Luca Calzone (sopra, in foto), alpinista piemontese, ha pubblicato sui social un video girato direttamente dal ghiacciaio. “Ho assistito a una tragedia sfiorata in Svizzera”, ha scritto Calzone. Il Monte Rosa era teatro del Trofeo Mezzalama, la celebre maratona dei ghiacciai, con migliaia di atleti in quota: si contavano circa 2.100 passaggi solo alla funivia di Indren, secondo i dati forniti dal personale sul posto. Calzone stesso si stava dirigendo alla Capanna Margherita, a 4.559 metri, insieme a due amici.

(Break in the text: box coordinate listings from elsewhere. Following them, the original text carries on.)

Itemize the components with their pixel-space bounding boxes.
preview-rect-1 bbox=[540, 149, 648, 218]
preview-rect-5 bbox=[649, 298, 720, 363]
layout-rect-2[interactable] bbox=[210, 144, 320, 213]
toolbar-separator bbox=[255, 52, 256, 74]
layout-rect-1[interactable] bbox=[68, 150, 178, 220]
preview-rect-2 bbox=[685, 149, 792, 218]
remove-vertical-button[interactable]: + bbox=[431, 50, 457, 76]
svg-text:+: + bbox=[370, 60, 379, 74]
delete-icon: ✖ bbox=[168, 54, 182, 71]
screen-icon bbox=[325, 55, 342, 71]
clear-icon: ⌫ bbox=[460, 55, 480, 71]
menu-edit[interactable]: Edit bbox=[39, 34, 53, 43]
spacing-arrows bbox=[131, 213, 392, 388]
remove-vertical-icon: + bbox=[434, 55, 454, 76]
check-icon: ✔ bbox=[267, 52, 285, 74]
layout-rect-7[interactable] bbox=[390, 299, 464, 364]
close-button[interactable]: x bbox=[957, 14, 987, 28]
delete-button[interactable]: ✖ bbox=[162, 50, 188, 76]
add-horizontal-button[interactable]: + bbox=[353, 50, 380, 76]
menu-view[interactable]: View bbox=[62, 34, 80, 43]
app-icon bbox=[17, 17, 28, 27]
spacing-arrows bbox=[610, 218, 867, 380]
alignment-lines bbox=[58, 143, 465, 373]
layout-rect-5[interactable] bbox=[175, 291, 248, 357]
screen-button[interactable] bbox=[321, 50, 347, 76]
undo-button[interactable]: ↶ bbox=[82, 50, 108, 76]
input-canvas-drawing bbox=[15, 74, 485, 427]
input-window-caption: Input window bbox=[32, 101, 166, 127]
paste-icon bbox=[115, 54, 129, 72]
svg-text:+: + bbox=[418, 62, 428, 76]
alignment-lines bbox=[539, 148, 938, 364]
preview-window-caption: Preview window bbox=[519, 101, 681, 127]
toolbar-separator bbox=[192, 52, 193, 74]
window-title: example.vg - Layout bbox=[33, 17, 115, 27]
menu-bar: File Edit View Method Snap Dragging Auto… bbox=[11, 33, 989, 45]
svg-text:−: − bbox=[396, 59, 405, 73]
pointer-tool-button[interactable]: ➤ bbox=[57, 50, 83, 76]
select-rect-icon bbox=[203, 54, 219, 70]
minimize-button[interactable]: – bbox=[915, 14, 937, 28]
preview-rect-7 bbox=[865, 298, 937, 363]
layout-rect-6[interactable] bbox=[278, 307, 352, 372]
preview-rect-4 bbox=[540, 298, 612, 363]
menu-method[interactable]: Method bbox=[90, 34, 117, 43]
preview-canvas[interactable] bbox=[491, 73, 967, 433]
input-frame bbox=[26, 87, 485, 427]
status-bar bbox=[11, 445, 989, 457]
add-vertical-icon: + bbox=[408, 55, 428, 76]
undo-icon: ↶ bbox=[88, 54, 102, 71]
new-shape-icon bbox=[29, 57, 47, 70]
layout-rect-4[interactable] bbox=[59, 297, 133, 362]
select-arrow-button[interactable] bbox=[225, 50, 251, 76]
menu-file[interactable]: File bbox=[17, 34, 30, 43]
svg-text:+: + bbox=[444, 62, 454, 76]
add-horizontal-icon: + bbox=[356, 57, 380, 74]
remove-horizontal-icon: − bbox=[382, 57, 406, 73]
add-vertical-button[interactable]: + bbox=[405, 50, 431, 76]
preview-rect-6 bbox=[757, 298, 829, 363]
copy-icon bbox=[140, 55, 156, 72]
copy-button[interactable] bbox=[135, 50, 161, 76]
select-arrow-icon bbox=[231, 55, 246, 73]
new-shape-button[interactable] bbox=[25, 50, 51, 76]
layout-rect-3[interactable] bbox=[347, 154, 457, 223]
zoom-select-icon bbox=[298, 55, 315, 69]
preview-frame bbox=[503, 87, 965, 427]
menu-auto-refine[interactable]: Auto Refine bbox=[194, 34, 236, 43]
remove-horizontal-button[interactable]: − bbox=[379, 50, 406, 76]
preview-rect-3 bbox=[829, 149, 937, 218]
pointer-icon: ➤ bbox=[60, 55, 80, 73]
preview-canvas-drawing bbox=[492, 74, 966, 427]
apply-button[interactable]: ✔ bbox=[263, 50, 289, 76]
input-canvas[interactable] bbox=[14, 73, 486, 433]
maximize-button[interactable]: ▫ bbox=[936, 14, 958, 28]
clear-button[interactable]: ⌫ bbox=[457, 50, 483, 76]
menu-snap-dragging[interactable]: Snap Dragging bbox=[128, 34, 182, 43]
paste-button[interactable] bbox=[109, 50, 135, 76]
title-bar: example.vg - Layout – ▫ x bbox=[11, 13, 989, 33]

Attraverso il numero di registrazione visibile nelle immagini, è stato possibile attribuire l’aereo a un Piper Pa18 appartenente alla flotta di un aeroclub svizzero. Secondo le ricostruzioni, il sorvolo del Colle Sesia è avvenuto intorno alle 11:50. Il Piper, dopo l’incursione, ha fatto rotta verso la zona di Ginevra, dove risulta essere atterrato definitivamente poco prima delle 16.
Calzone, ancora scosso: “Poteva finire in tragedia”.